Users of LNG-IUS 8 (average age, 26.1 years) and ENG implants (26.6 years) were younger than LNG-IUS 20 users (36.2 years). Fifty percent and 4% of LNG-IUS 8 and LNG-IUS-20 users, respectively, were under 25 years, and 12% and 64% were aged 35 years or older. A similar age distribution trend to the LNG-IUS 8 was found with ENG implant users, of whom 47% were younger than 25 years and 17% were aged 35 years or older.

Among current LARC users, 95% of LNG-IUS 20 users had borne at least one child (14%, 54% and 27% having had one, two or three children, respectively). Conversely, over half of LNG-IUS 8 and ENG implant users were nulliparous (62% and 53%, respectively). A greater proportion of LNG-IUS 8 and ENG implant users expressed a desire for future children (72% and 59%, respectively) with a similar proportion being undecided (16% and 21%, respectively) compared with LNG-IUS 20 users.

Physicians answered questions about their perception of women’s satisfaction with hormonal LARCs. Physicians perceived 83% of LNG-IUS 20 users, 75% of LNG-IUS 8 users and 56% of ENG implant users to be highly satisfied (a response of very or extremely satisfied) with their current form of contraception ().

Figure 5. Physician-perceived satisfaction of women with long-acting reversible contraception. Satisfaction rated on a 1–7 scale where ‘1’ is ‘Not at all satisfied’ and ‘7’ is ‘Extremely satisfied’. IUS: intrauterine system; LARC: long-acting reversible contraception; LNG: levonorgestrel.

Figure 5. Physician-perceived satisfaction of women with long-acting reversible contraception. Satisfaction rated on a 1–7 scale where ‘1’ is ‘Not at all satisfied’ and ‘7’ is ‘Extremely satisfied’. IUS: intrauterine system; LARC: long-acting reversible contraception; LNG: levonorgestrel.

Discussion

Findings, comparison with findings from other studies and interpretation

The most common method of hormonal contraception in women who completed the online survey was the contraceptive pill, and OCs were also the most commonly used ‘immediately prior’ method of contraception indicated by HCPs chart reviews. These findings are in agreement with the US study by Mosher and Jones [Citation10] and with the European TANCO study [Citation36], both of which reported that OCs are the leading method of hormonal contraception as well as the most common method for women starting contraception for the first time. In the present survey, non-hormonal methods (condoms, spermicides, natural methods and copper IUD) were used by approximately 17% of women overall. This is somewhat less than data from a large analysis of US National Surveys of Family Growth which reported 25% of women using non-hormonal methods (not including copper IUD) in 2014 [Citation45].

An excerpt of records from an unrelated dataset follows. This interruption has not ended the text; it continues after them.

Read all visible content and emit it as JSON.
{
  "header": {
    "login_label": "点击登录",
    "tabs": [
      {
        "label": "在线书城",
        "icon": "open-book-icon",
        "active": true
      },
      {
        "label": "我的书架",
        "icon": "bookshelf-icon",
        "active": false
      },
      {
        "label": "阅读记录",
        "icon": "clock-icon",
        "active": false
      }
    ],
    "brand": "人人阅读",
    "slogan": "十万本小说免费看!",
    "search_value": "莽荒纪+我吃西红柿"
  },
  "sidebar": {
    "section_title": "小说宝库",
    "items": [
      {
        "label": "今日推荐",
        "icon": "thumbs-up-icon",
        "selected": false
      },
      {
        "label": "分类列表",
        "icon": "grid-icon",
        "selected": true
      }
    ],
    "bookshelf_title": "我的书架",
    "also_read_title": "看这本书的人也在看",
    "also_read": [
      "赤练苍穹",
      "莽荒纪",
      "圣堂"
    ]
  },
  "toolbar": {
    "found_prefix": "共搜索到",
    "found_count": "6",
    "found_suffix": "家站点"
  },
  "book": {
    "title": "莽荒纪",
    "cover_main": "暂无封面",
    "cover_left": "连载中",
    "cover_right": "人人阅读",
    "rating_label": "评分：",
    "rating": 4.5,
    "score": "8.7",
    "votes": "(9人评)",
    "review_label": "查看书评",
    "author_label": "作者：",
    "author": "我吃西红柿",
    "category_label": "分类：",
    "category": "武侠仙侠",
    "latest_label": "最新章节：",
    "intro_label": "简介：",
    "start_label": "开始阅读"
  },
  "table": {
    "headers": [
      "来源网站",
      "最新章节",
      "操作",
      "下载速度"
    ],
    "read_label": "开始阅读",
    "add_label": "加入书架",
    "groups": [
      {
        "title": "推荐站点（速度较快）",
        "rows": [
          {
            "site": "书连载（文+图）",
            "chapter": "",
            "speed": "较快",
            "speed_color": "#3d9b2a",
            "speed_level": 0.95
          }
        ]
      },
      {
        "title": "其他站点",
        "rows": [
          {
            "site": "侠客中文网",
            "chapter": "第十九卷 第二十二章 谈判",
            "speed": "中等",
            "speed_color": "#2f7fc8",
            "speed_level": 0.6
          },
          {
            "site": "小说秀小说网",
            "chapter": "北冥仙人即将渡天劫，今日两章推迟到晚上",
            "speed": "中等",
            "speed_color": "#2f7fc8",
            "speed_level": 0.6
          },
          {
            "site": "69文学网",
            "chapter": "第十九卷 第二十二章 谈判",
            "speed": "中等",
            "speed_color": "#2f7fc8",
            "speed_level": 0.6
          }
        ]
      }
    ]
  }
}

Importantly, OCs, SARCs and non-hormonal methods are less effective than LARC methods under typical use because of their high dependence on user compliance, which probably contributes to the continuing problem of unintended pregnancy [Citation18,Citation46]. Indeed, recent data from the USA suggest that women seeking contraception, particularly younger women, are increasingly turning to LARC methods, largely as a result of newer, more diversified LARCs becoming available [Citation47]. Furthermore, data from the Contraceptive CHOICE study showed a clear difference in uptake of LARC methods after structured counselling that addressed the safety and efficacy of different methods, and all options were available at no cost [Citation24,Citation48].

In the present survey, most women using LNG-IUS 20 were aged ≥35 years and had previously had children, with no desire for future children; whereas about half of women using LNG-IUS 8 or ENG implants were <25 years of age and most were nulliparous with a desire for future children. In women aged <25 years, just over half chose an IUS, compared with three-quarters of women aged ≥35 years. It is possible that the difference in characteristics between women using the assessed LARC options may reflect the different lengths of time the LNG-IUS 20 and LNG-IUS 8 have been available. Indeed, when the LNG-IUS 20 was first introduced, medical guidelines recommended that IUC was prescribed only for women who had completed their families, with the result that it was used primarily by older women. LNG-IUS 20 is also indicated for the treatment of idiopathic menorrhagia (heavy menstrual bleeding) [Citation49] which may occur more frequently in peri-menopausal women possibly contributing to higher use in this age group.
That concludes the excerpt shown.